Currently, I'm on my first deferred feature doing all of the post so I haven't made anything so far. We're in touch with distributors at this point and are able to make some very conservative estimates based on some numbers we're able to extract socially. On the low end, we estimate my percentage anywhere between $5K and $10K. This will cover my time and cash expenditures. I have a gross deal and we're distributing globally.

I am not doing this blindly. I am an owner in the property. I have a written contract. My partners are very close friends and we're all doing this "on-the-side." What I mean is that this is an exploratory venture to see what can be made with what. We've all heard stories about what you can make in this business. We're just trying to make it happen for ourselves and the way I see it, we have a lot of advantages productions on the coasts do not, like low costs for production and post.

I possess all of the edits, titles, animation, video, graphics, etc... and I do not release them out for any reason. Not even to my friends. We use mobile devices and the internet for sharing private edits. I protect my interests and cover my ass to the best of my ability.

My equity here is time and skill. I'm fortunate to have been able to find partners allowing me to leverage this against the potential of our product instead of a low daily or hourly rate. I like to gamble with my money too but just a little. :o

EDIT: I'd also like to add that I'm no seasoned pro with 20 years of work experience. I'm an educated and interested experimental animator/video artist with 5 solid years of production and post-production experience. I've taken these last few years to work in these fields to help my understanding of live/action production/post. Learning this has better helped me develop a perspective where I can now better integrate computer graphics into live action footage. As much as I love full animation, I'm not willing to go down the road any further right now until I have produced some live-action/mixed work. There are only a few stories i have to tell this way anyway. It's not my sole form of expression.

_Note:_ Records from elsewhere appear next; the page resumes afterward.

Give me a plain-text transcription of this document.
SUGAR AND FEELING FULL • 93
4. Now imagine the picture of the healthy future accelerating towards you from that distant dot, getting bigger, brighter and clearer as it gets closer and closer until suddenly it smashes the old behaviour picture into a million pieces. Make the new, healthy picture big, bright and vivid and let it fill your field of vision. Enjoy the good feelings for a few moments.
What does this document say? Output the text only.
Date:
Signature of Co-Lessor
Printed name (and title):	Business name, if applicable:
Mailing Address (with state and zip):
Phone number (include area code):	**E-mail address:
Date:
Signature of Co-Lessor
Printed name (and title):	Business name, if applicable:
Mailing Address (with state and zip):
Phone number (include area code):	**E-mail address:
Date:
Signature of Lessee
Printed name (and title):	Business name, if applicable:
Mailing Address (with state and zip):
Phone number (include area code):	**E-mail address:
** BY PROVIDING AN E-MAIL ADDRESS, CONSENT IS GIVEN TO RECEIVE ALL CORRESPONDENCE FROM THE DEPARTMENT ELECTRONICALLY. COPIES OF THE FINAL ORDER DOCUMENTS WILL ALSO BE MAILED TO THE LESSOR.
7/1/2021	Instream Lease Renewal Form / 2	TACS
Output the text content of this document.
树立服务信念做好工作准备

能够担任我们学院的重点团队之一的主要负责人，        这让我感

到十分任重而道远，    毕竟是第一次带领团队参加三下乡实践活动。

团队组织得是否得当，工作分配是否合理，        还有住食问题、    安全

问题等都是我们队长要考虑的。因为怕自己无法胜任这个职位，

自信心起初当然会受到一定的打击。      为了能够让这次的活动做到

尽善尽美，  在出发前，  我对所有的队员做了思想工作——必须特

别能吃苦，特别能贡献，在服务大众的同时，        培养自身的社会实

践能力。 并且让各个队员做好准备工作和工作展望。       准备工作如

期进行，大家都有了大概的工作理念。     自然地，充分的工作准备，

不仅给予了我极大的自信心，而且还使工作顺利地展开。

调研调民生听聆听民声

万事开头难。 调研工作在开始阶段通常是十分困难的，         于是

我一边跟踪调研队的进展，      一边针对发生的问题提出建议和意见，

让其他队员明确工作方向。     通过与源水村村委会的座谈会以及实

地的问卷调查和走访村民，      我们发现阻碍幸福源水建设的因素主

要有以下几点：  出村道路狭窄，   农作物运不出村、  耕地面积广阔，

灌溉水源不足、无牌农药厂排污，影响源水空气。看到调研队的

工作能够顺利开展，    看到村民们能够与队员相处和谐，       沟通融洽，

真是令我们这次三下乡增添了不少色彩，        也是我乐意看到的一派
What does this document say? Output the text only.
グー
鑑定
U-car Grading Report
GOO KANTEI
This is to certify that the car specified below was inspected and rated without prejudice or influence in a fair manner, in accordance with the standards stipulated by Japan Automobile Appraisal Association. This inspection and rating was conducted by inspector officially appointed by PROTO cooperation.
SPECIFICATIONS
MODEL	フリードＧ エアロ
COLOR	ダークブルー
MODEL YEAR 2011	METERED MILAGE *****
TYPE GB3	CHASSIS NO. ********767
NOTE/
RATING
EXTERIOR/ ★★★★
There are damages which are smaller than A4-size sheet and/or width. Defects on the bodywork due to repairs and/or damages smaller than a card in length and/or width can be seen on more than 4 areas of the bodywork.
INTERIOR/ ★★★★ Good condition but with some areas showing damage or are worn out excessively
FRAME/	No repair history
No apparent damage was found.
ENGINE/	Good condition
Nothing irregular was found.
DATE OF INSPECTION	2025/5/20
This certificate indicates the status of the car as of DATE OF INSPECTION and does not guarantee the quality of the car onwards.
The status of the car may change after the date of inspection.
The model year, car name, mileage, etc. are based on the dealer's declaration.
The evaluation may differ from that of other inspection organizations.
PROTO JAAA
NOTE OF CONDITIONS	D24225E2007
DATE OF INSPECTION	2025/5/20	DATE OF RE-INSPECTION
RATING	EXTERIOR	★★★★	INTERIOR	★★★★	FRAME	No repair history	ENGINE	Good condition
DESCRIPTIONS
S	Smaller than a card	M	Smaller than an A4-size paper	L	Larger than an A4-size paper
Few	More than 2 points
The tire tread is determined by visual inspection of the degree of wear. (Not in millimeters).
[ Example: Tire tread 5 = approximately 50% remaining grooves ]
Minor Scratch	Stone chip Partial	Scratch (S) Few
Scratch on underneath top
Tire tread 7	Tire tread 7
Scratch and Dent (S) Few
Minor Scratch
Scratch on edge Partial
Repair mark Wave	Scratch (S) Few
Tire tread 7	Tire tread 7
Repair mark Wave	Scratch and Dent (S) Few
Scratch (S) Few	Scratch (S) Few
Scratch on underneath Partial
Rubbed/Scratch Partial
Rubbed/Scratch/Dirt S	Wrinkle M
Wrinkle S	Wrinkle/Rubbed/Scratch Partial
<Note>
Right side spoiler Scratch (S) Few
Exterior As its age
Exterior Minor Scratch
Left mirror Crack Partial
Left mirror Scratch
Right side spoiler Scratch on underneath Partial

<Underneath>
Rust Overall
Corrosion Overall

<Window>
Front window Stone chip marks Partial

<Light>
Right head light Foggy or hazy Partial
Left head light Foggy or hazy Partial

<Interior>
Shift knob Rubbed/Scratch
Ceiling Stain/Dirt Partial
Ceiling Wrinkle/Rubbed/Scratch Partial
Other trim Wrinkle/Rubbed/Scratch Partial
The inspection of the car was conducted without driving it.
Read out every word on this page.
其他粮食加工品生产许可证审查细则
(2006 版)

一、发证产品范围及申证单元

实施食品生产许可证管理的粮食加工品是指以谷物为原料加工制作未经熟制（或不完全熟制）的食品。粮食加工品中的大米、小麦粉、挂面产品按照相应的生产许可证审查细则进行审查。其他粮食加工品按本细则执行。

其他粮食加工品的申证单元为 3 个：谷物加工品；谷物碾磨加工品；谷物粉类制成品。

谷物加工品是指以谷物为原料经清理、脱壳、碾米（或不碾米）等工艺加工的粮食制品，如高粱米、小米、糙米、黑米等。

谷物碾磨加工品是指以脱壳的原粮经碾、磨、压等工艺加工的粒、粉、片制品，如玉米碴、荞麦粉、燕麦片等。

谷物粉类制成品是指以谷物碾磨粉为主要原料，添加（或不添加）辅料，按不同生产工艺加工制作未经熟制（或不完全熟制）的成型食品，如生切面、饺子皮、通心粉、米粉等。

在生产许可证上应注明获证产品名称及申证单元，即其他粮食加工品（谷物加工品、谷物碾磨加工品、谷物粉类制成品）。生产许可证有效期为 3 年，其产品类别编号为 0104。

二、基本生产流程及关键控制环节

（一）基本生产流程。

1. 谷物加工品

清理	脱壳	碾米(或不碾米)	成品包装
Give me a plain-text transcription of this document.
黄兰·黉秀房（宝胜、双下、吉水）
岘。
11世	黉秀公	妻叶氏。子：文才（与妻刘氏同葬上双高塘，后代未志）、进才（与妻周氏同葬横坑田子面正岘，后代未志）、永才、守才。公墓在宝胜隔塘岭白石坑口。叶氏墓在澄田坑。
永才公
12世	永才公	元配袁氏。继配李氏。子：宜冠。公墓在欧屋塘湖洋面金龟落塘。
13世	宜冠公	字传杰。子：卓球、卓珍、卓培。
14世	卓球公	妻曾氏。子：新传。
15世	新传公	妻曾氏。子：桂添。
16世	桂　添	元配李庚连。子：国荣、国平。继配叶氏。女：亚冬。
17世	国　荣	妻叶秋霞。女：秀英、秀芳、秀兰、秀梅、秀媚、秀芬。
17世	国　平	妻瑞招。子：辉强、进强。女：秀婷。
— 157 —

Going through the threads, you might deduct that I am opinionated, but I am trying to develop a more helpful and caring attitude online and I hope my sharing this helps cultivate that. :)

Brad Ferrell
05-05-2014, 05:48 PM
Still working on the film and others. Getting on to sound and music. Will update later.

Brad Ferrell
05-19-2014, 09:19 AM
I got my first taste of filmmaking really as an editor and everything has really been an extension of that. I took on a client a couple of years ago as a cinematographer, then editor and producer. I've taken on most of the work on my dime willingly in return for a percentage of the profits. The scope of my work is extensive and the opportunity to showcase the skills of my studio is great. I have my regrets, but I'm pushing through them because the reward is so great.

I took a job a few months back to save a little money, get out of debt and get my work ethic back in check. It worked but I had to quit. I was so beat up from work I couldn't edit on the weekends or work on projects at all. It wasn't worth it. I'm a filmmaker and I had forgotten that. I got caught up in what everyone else thought I could no longer hear what I was saying to myself. Wow.

Well, my point here is that I took on this client and he is different in a lot of ways to my other Client/Directors. He is HANDSOFF leaving me in a very creative position. I feel like Mickey Mouse with all those broomsticks at times but it's forced me to grow as an artist and as a businessman. The responsibility was handed to me when I accepted the role of Producer but I earned that position due to my knowledge of the edit and it's extensions. So, I'm still working in Resolve 9. I upgraded to Creative Cloud a long time ago. These are my tools. We recently added an unknown sound editor to the package. That helps a great deal as I've lost critical hearing these last ten years. My eyes are still excellent but I can't edit or mix sound at my age anymore...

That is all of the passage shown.